When Oprah devoted not one, but two shows to The Secret, she propelled it to the top of virtually every bestseller list, bringing something that was already a subcultural hit squarely into the mainstream.

Now The Secret promises to do more than enrich Simon & Schuster and author Rhonda Byrne (or readers who apply its principles). Joel Fotinos, director of religious publishing for the Penguin Group and publisher for its Tarcher imprint, compares the Secret phenomenon to The Da Vinci Code: "It came out of nowhere, and its sales are lifting up an entire genre of books."

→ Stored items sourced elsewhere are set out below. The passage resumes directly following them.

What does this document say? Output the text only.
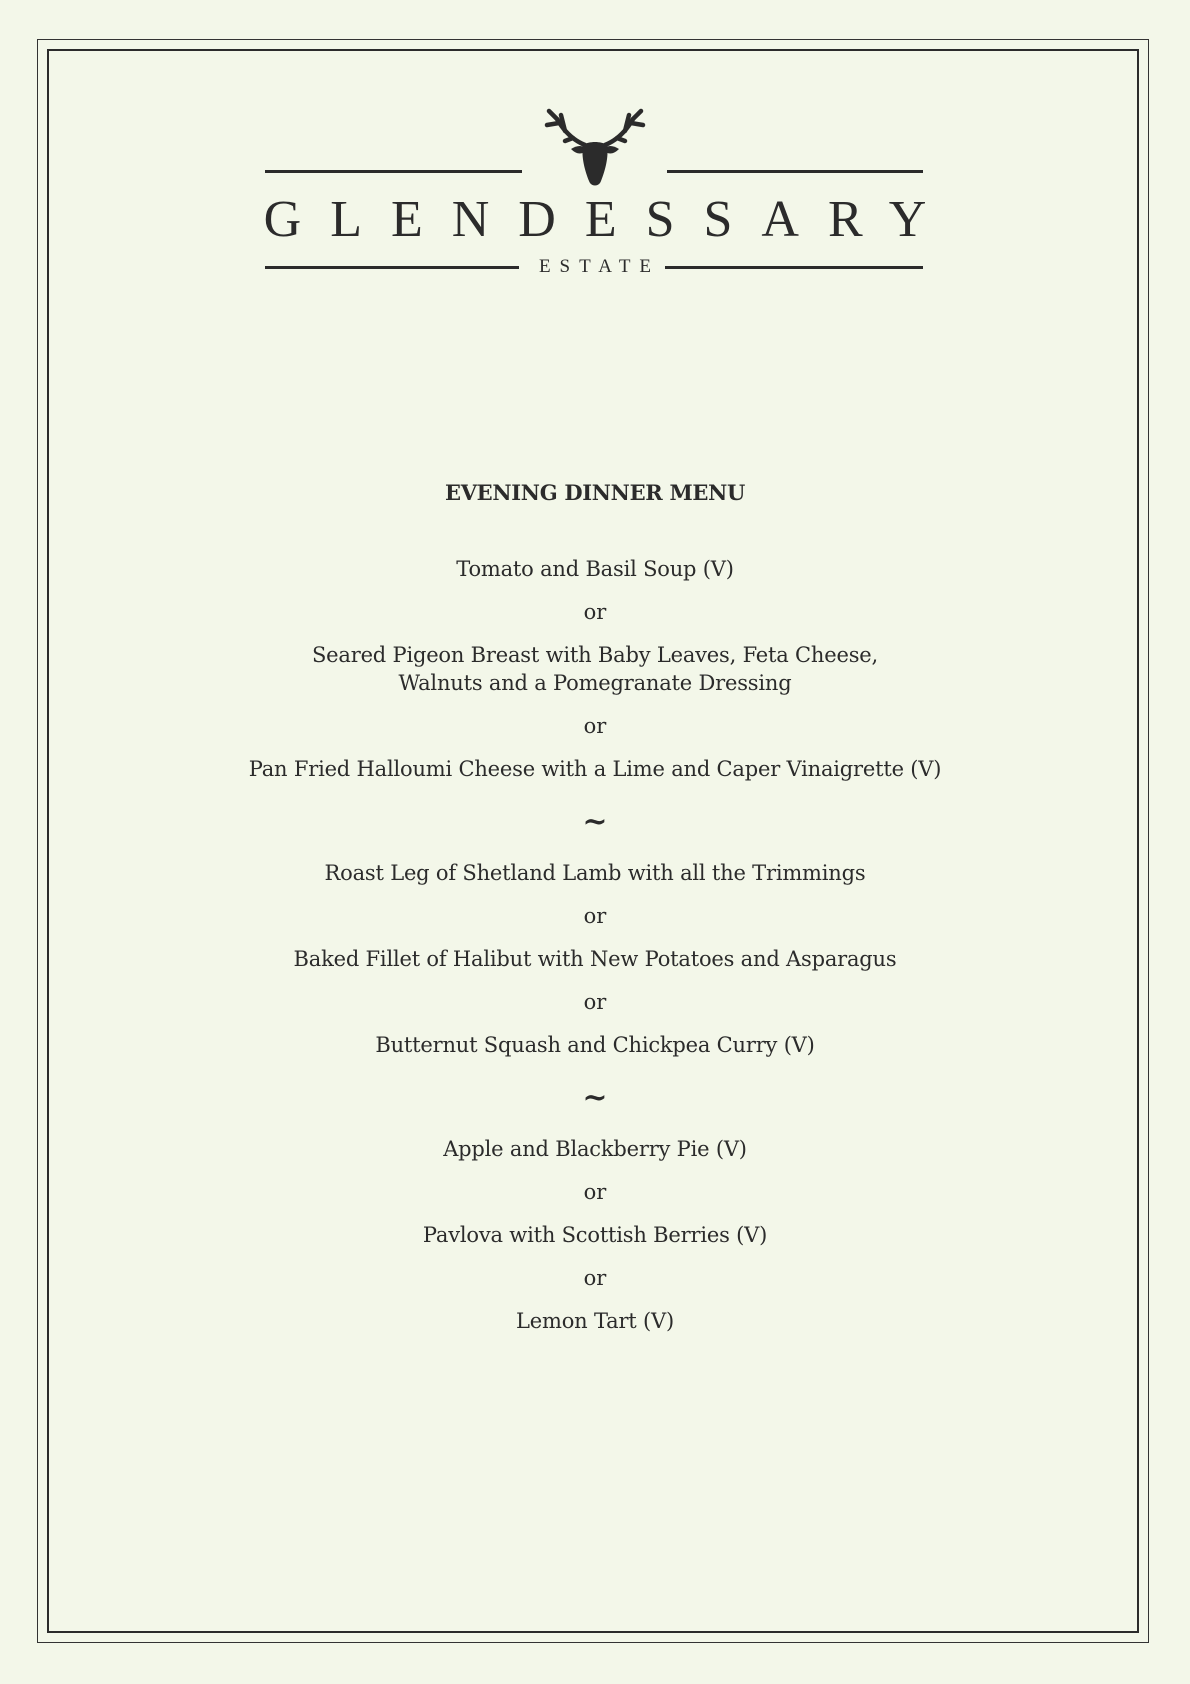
GLENDESSARY
ESTATE
EVENING DINNER MENU

Tomato and Basil Soup (V)

or

Seared Pigeon Breast with Baby Leaves, Feta Cheese,

Walnuts and a Pomegranate Dressing

or

Pan Fried Halloumi Cheese with a Lime and Caper Vinaigrette (V)

~

Roast Leg of Shetland Lamb with all the Trimmings

or

Baked Fillet of Halibut with New Potatoes and Asparagus

or

Butternut Squash and Chickpea Curry (V)

~

Apple and Blackberry Pie (V)

or

Pavlova with Scottish Berries (V)

or

Lemon Tart (V)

Fotinos calls The Secret a "Cliff's Notes for New Thought," the 19th-century movement with roots in Christian Science and Ralph Waldo Emerson that has inspired many authors over the past century. Both Tarcher and Inner Traditions are publishing new editions of The Scienceof Getting Rich, the 1910 book by Wallace Wattles that Rhonda Byrne credits with inspiring her to make The Secret movie that led to the book (PWDaily, Mar. 6). Tarcher's edition (50,000 first printing) will be part of its Tarcher Success Classics line, which also includes titles by Dale Carnegie and Napoleon Hill.

Tarcher also publishes the works of Ernest Holmes—founder of Religious Science, a New Thought denomination—including his seminal work The Science of Mind, first published in 1938. Fotinos himself is a Religious Science minister—he co-founded and co-leads a church in Manhattan. "When something like The Secret comes out I want to read every book on the same topic," he says. "We're going to find all the other people like me out in the world and make sure they know about our books."

As for criticism of The Secret, Fotinos notes, "It's like any religion—there's a shallow end and a deep end. The shallow end here is that it appeals to greed and consumerism. But on the deep end, it teaches that I alone am responsible for my life and for what I can give to the world, not just get. There is a power for good, and it can use you if you find the greatness within."

Many titles in The Secret's vein were enjoying healthy sales before it was published, like The Attractor Factor (Wiley) by Joe Vitale, one of those quoted in the book. Absent from The Secret were the husband and wife team of Esther and Jerry Hicks, perhaps the premier teachers of the law of attraction and authors of several successful books, including Ask and It Is Given (2004) and The Amazing Power of Deliberate Intent and The Law of Attraction (both 2006; all from Hay House).

On February 25 the New York Times reported on a conflict between Byrne and the Hickses over the movie version of The Secret. The Hickses have been teaching the principles of the law of attraction for more than 20 years and claim not to have read or been influenced by New Thought teachers. (Esther Hicks channels an entity called Abraham, who does the actual teaching.) Prominently featured in the first version of the movie, the Hickses were the only teachers who were paid for their participation. But they demanded to be edited out of the second version because, they say, of unhappiness over how Byrne represented them.

Reid Tracy, president of Hay House, says the press doesn't have to change its plans in order to capitalize on The Secret phenomenon—the company will publish five more Hicks books in the next four years. (Hay House also published Wayne Dyer's The Power of Intention, which Tracy says has sold one million copies since 2004.)

The Hicks books "sold well" before The Secret, notes Tracy—Ask and It Is Given (2004) had sold 200,000 copies by the end of 2005 and 100,000 more in 2006—but after Oprah's shows, Ask and It Is Given sold 144,000 in February alone. One surprise success for Hay House in the wake of The Secret has been Sandra Anne Taylor's Quantum Success. Published last March, the book sold only 5,000 copies in 2006, but has sold 40,000 so far this year.

What of Atria itself? Are there plans to extend The Secret brand or to try to duplicate the publisher's own success? Judith Curr, executive v-p of Atria, told PW it was too soon to talk about that. "It will be up to the author, and it will be very important to keep the integrity of the message intact. We haven't yet sold near as many as we are going to." With an astounding 3.75 million copies in print in English, Atria is bringing out a Spanish-language edition this summer ("it's very multicultural in its appeal," Curr points out), and "it's now in 22 countries and counting."